Menurut Ramli, sebagaimana pernyataannya yang dilansir oleh madura.ekspose.com yang tayang pada tanggal 13 April 2021, Perbup tersebut sudah layak karena pembentukannya telah melibatkan OPD terkait, legislatif, akademisi dan bahkan praktisi hukum.

Sementara itu, atas pernyataan Ramli tersebut, Kurniadi menanggapinya dingin. Menurut Kurniadi, keterlibatan Akademisi dan bahkan Praktisi Hukum dalam penyusunan Perbup tersebut merupakan alasan yang tidak relevan dengan permasalahan substantif.

Sebab, menurut Kurniadi, keterlibatan Akdemisi dan Praktisi tersebut tidak menjamin kualitas hasil karena sangat bergantung kepada keseriusan, kesungguhan, tingkat pengetahuan, dan kepekaannya memahami kebutuhan masyarakat.

“Kan bisa jadi pelibatan akademisi dan praktisi dalam penyusunan tersebut hanya formalitas sehingga produknya tidak kualitas,” tulis Kurniadi kepada wartawan memalui chatt whats’App (14/04).

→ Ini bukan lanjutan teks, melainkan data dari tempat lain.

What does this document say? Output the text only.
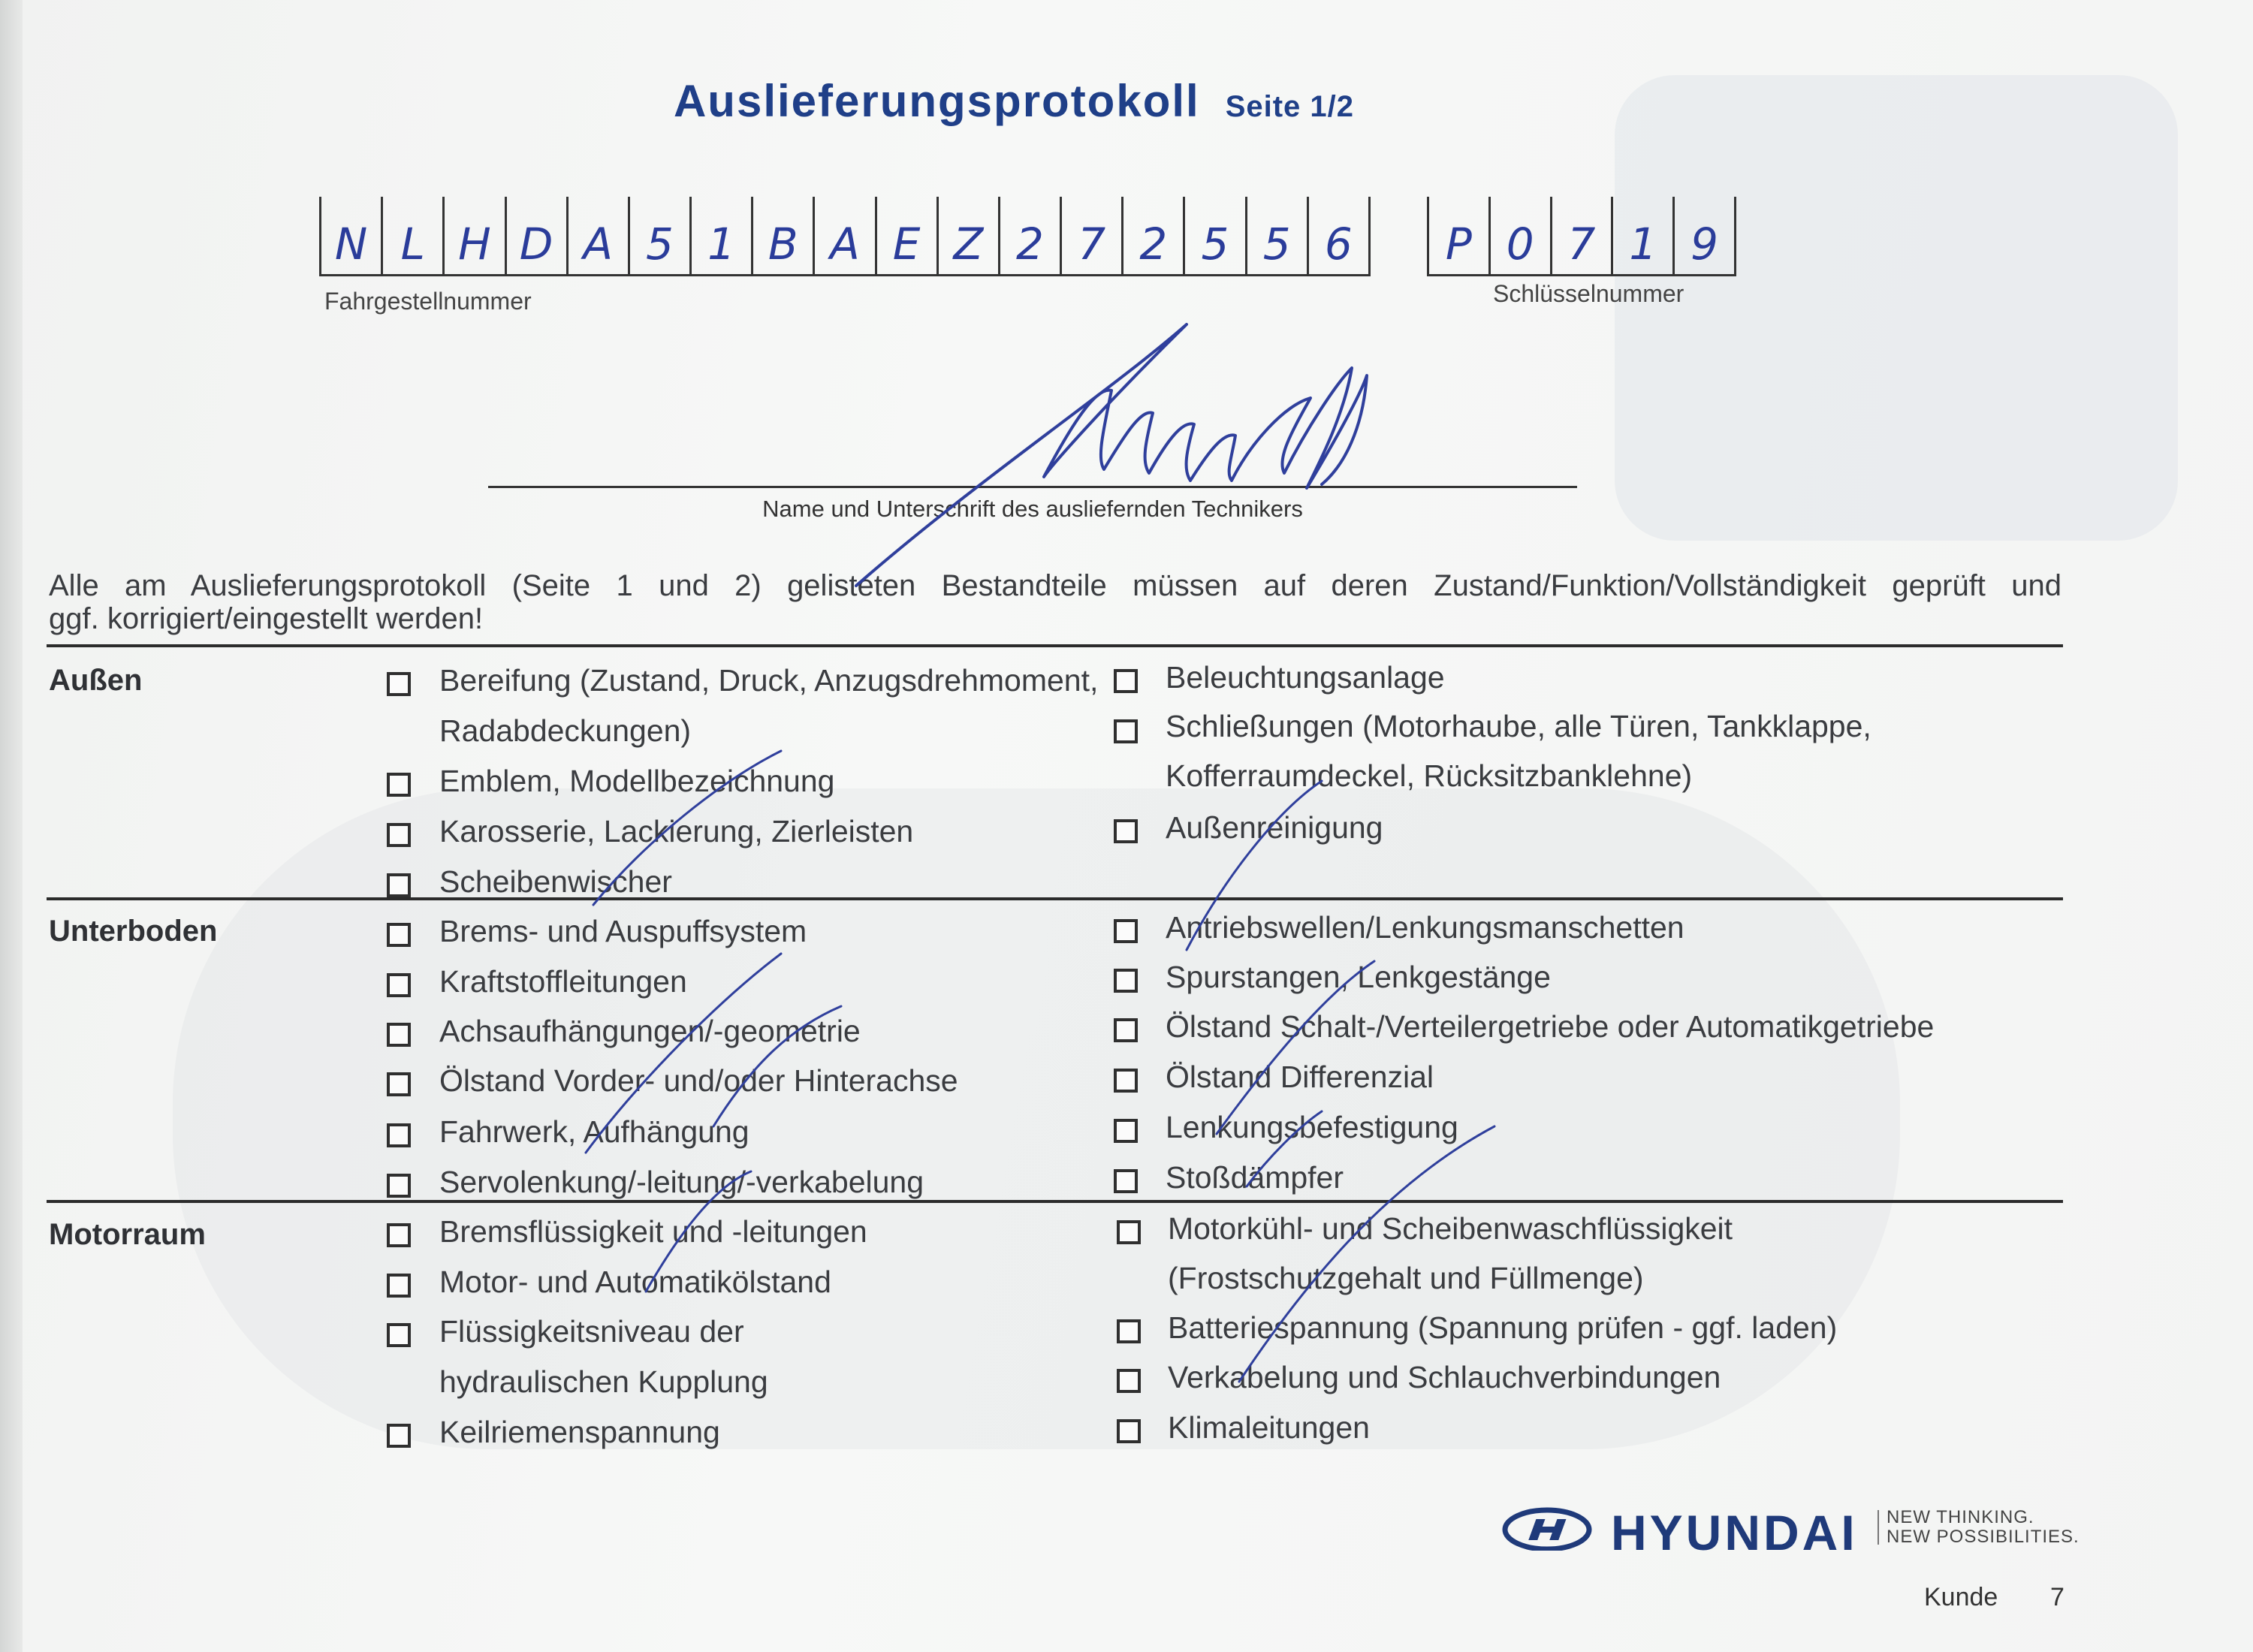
Auslieferungsprotokoll Seite 1/2
N L H D A 5 1 B A E Z 2 7 2 5 5 6
Fahrgestellnummer
P 0 7 1 9
Schlüsselnummer
Name und Unterschrift des ausliefernden Technikers
Alle am Auslieferungsprotokoll (Seite 1 und 2) gelisteten Bestandteile müssen auf deren Zustand/Funktion/Vollständigkeit geprüft und
ggf. korrigiert/eingestellt werden!
Außen	Bereifung (Zustand, Druck, Anzugsdrehmoment,
Radabdeckungen)
Emblem, Modellbezeichnung
Karosserie, Lackierung, Zierleisten
Scheibenwischer
Beleuchtungsanlage
Schließungen (Motorhaube, alle Türen, Tankklappe,
Kofferraumdeckel, Rücksitzbanklehne)
Außenreinigung
Unterboden	Brems- und Auspuffsystem
Kraftstoffleitungen
Achsaufhängungen/-geometrie
Ölstand Vorder- und/oder Hinterachse
Fahrwerk, Aufhängung
Servolenkung/-leitung/-verkabelung
Antriebswellen/Lenkungsmanschetten
Spurstangen, Lenkgestänge
Ölstand Schalt-/Verteilergetriebe oder Automatikgetriebe
Ölstand Differenzial
Lenkungsbefestigung
Stoßdämpfer
Motorraum	Bremsflüssigkeit und -leitungen
Motor- und Automatikölstand
Flüssigkeitsniveau der
hydraulischen Kupplung
Keilriemenspannung
Motorkühl- und Scheibenwaschflüssigkeit
(Frostschutzgehalt und Füllmenge)
Batteriespannung (Spannung prüfen - ggf. laden)
Verkabelung und Schlauchverbindungen
Klimaleitungen
HYUNDAI NEW THINKING.
NEW POSSIBILITIES.
Kunde 7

Kurniadi mencontohkan bahwa pada Perbup tersebut masih terdapat banyak kekosongan hukum, antara lain tidak ada pengaturan mengenai kategorisasi pelanggaran pilkades, prosedur penyelesaiannya dan lembaga yang diberi kewenangan menyelesaikan pelanggaran tersebut.

Selain itu, menurut Kurniadi, Perbup juga tidak mengatur mengenai teknis penyelesaian sengketa hasil yang diamanahkan oleh Peraturan Pemerintah (PP) dan Perda Sumenep No.03/2019, sehingga norma yang disusun tidak matching dengan peraturan di atasnya.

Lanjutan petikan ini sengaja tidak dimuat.